Trois décennies après l’alerte mondiale sur l’amincissement de la couche d’ozone, les scientifiques dressent un constat encourageant : la « cicatrisation » est en bonne voie. Publié ce 16 septembre, à l’occasion de la Journée mondiale de l’ozone et du 40ᵉ anniversaire de la Convention de Vienne, le dernier Bulletin de l’Organisation météorologique mondiale (OMM) souligne que la faible dégradation observée en 2024 résulte surtout de fluctuations atmosphériques naturelles. Surtout, il confirme que l’action concertée des États porte désormais ses fruits.
Signé en 1985, le traité-cadre de Vienne a inauguré une gouvernance scientifique inédite, bientôt consolidée par le Protocole de Montréal (1987). « Aujourd’hui, la couche d’ozone se rétablit. Cette réalisation nous rappelle que lorsque les nations écoutent les avertissements de la science, le progrès est possible » déclare António Guterres, le Secrétaire général des Nations Unies. Les Nations unies rappellent que 99% des substances destructrices d’ozone ont déjà été éliminées. Que ce soit, la réfrigération, la climatisation, les mousses ignifuges ou les aérosols, les industriels ont dû réinventer leurs procédés.
Les projections du Panel d’évaluation scientifique estiment un retour aux niveaux de 1980 d’ici 2040 sur la majeure partie du globe, 2045 dans l’Arctique et 2066 au-dessus de l’Antarctique. D’ici là, la diminution des ultraviolets nocifs devrait éviter des millions de cancers cutanés et préserver les écosystèmes.

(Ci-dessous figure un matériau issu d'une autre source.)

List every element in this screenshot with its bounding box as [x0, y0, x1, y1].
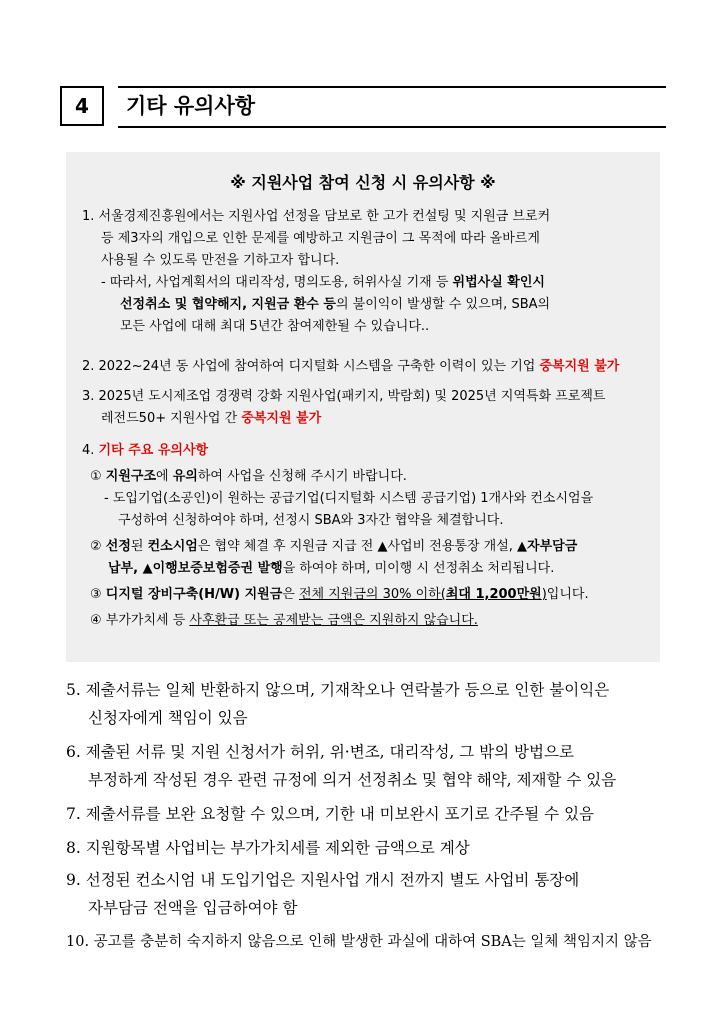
- notice-box: [66, 152, 660, 662]
- red-text: 중복지원 불가: [539, 359, 620, 374]
- bold-text: 유의: [172, 469, 198, 484]
- notice-item-4-c1-sub1: - 도입기업(소공인)이 원하는 공급기업(디지털화 시스템 공급기업) 1개사와 컨소시엄을: [104, 491, 594, 506]
- notice-item-4: [82, 440, 593, 632]
- text: 하여 사업을 신청해 주시기 바랍니다.: [197, 469, 407, 484]
- text: - 따라서, 사업계획서의 대리작성, 명의도용, 허위사실 기재 등: [101, 275, 453, 290]
- notice-title: ※ 지원사업 참여 신청 시 유의사항 ※: [230, 173, 496, 192]
- underlined-bold-text: 최대 1,200만원: [445, 587, 542, 602]
- circled-number: ②: [90, 539, 102, 554]
- notice-item-4-c1-sub2: 구성하여 신청하여야 하며, 선정시 SBA와 3자간 협약을 체결합니다.: [118, 513, 504, 528]
- notice-item-4-c2: [82, 536, 593, 558]
- notice-item-1-line3: 사용될 수 있도록 만전을 기하고자 합니다.: [101, 253, 340, 268]
- underlined-text: 사후환급 또는 공제받는 금액은 지원하지 않습니다.: [189, 613, 478, 628]
- text: 입니다.: [546, 587, 589, 602]
- text: 레전드50+ 지원사업 간: [101, 411, 242, 426]
- notice-item-1-line1: 1. 서울경제진흥원에서는 지원사업 선정을 담보로 한 고가 컨설팅 및 지원금 브로커: [82, 209, 551, 224]
- bold-text: 선정: [105, 539, 131, 554]
- bold-text: ▲자부담금: [517, 539, 578, 554]
- item-6-line1: 6. 제출된 서류 및 지원 신청서가 허위, 위·변조, 대리작성, 그 밖의 방법으로: [66, 743, 574, 761]
- notice-item-1-sub2: [82, 294, 550, 316]
- section-header: [60, 86, 666, 128]
- section-title-top-rule: [118, 86, 666, 88]
- item-5-line1: 5. 제출서류는 일체 반환하지 않으며, 기재착오나 연락불가 등으로 인한 불이익은: [66, 681, 610, 699]
- bold-text: 납부, ▲이행보증보험증권 발행: [108, 561, 283, 576]
- text: 2. 2022~24년 동 사업에 참여하여 디지털화 시스템을 구축한 이력이 있는 기업: [82, 359, 540, 374]
- notice-item-3-line2: [82, 408, 605, 430]
- notice-item-1-sub3: 모든 사업에 대해 최대 5년간 참여제한될 수 있습니다..: [120, 319, 430, 334]
- text: 에: [156, 469, 173, 484]
- item-9: [66, 866, 670, 922]
- notice-item-2: [82, 356, 619, 378]
- red-text: 기타 주요 유의사항: [98, 443, 209, 458]
- item-8: 8. 지원항목별 사업비는 부가가치세를 제외한 금액으로 계상: [66, 839, 470, 857]
- notice-item-1-sub1: [82, 272, 550, 294]
- notice-item-4-c4: [82, 610, 593, 632]
- notice-item-4-c1: [82, 466, 593, 488]
- item-9-line2: 자부담금 전액을 입금하여야 함: [88, 899, 298, 917]
- notice-item-4-title: [82, 440, 593, 462]
- notice-item-3-line1: 3. 2025년 도시제조업 경쟁력 강화 지원사업(패키지, 박람회) 및 2025년 지역특화 프로젝트: [82, 389, 606, 404]
- text: 은 협약 체결 후 지원금 지급 전 ▲사업비 전용통장 개설,: [197, 539, 518, 554]
- text: 은: [282, 587, 299, 602]
- notice-item-1-line2: 등 제3자의 개입으로 인한 문제를 예방하고 지원금이 그 목적에 따라 올바르게: [101, 231, 540, 246]
- notice-item-1: [82, 206, 550, 338]
- text: 을 하여야 하며, 미이행 시 선정취소 처리됩니다.: [282, 561, 555, 576]
- item-5-line2: 신청자에게 책임이 있음: [88, 709, 248, 727]
- bold-text: 컨소시엄: [147, 539, 198, 554]
- item-5: [66, 676, 670, 732]
- circled-number: ③: [90, 587, 102, 602]
- circled-number: ④: [90, 613, 102, 628]
- notice-item-4-c3: [82, 584, 593, 606]
- text: 부가가치세 등: [105, 613, 190, 628]
- section-number: 4: [60, 86, 104, 126]
- text: 4.: [82, 443, 99, 458]
- notice-item-4-c2-line2: [82, 558, 593, 580]
- circled-number: ①: [90, 469, 102, 484]
- bold-text: 선정취소 및 협약해지, 지원금 환수 등: [120, 297, 336, 312]
- bold-text: 디지털 장비구축(H/W) 지원금: [105, 587, 283, 602]
- section-title: 기타 유의사항: [126, 94, 256, 118]
- red-text: 중복지원 불가: [241, 411, 322, 426]
- item-6-line2: 부정하게 작성된 경우 관련 규정에 의거 선정취소 및 협약 해약, 제재할 수 있음: [88, 771, 617, 789]
- bold-text: 위법사실 확인시: [452, 275, 545, 290]
- item-10: 10. 공고를 충분히 숙지하지 않음으로 인해 발생한 과실에 대하여 SBA는 일체 책임지지 않음: [66, 934, 652, 950]
- item-6: [66, 738, 670, 794]
- underlined-text: 전체 지원금의 30% 이하(: [298, 587, 446, 602]
- underlined-text: ): [541, 587, 547, 602]
- item-7: 7. 제출서류를 보완 요청할 수 있으며, 기한 내 미보완시 포기로 간주될 수 있음: [66, 805, 595, 823]
- bold-text: 지원구조: [105, 469, 157, 484]
- item-9-line1: 9. 선정된 컨소시엄 내 도입기업은 지원사업 개시 전까지 별도 사업비 통장에: [66, 871, 580, 889]
- section-title-bottom-rule: [118, 126, 666, 128]
- text: 의 불이익이 발생할 수 있으며, SBA의: [335, 297, 551, 312]
- text: 된: [130, 539, 148, 554]
- notice-item-3: [82, 386, 605, 430]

L’Antarctique montre des signes de rémission
Le « trou » annuel qui s’ouvre au printemps austral reste l’indicateur le plus scruté. En 2024, son déficit maximal n’a atteint « que » 46,1 millions de tonnes, nettement en deçà de la moyenne 1990-2020. Plus intéressant encore, l’apparition du phénomène a été retardée et la fermeture accélérée. « Ce décalage persistant marque un tournant : le processus de guérison est enclenché », souligne le Bulletin.
Au-delà des pôles, le suivi planétaire des colonnes d’ozone indique des valeurs supérieures à celles des années précédentes sur la majeure partie du globe. Ces observations s’appuient sur le réseau mondial de capteurs de l’OMM, où l’échange gratuit des données reste la règle – gage de confiance scientifique et de réactivité politique.

De la science à l’action climatique
Pour Celeste Saulo, secrétaire générale de l’OMM, le thème de cette Journée mondiale ( De la science à l’action mondiale ) fait directement écho au 75ᵉ anniversaire de son organisation : « Recherche, coopération internationale et partage des données sont les piliers mêmes de la réussite du Protocole de Montréal ». Au-delà de la protection de l’ozone, l’accord est devenu un levier climatique.
Son amendement de Kigali (2016) organise la réduction progressive des hydrofluorocarbures (HFC), gaz à fort potentiel de réchauffement. Ratifiée par 164 parties, cette extension pourrait éviter jusqu’à 0,5 °C de réchauffement d’ici 2100.
La vigilance reste de mise
Matt Tully, président du groupe consultatif scientifique de l’OMM sur l’ozone et les UV, prévient toutefois : « Le succès, aussi spectaculaire soit-il, n’est pas une fin. Nous devons poursuivre la surveillance systématique des composés résiduels et de leurs substituts. »
Les défis ne manquent pas : apparition de nouveaux produits chimiques, fraudes ponctuelles ou optimisation industrielle des fluides de remplacement.
Des retombées concrètes pour les Objectifs de développement durable
La restauration de la couche d’ozone participe déjà à plusieurs ODD : santé (SDG 3) via la baisse des cancers et cataractes, l’agriculture (SDG 2) grâce à la protection des cultures sensibles aux UV, l’action climatique (SDG 13) et la préservation des écosystèmes terrestres (SDG 15). Autant de bénéfices collatéraux qui démontrent qu’un traité environnemental peut avoir des impacts systémiques bien au-delà de son objet initial.
Le prochain rapport quadriennal sur l’état de l’ozone, attendu en 2026, dira si la trajectoire reste conforme aux projections. L’expérience de Montréal sert de référence à d’autres négociations climatiques. Elle prouve qu’un consensus scientifique ferme, adossé à un mécanisme de contrôle robuste, est en mesure de fédérer la communauté internationale et provoquer des changements industriels majeurs.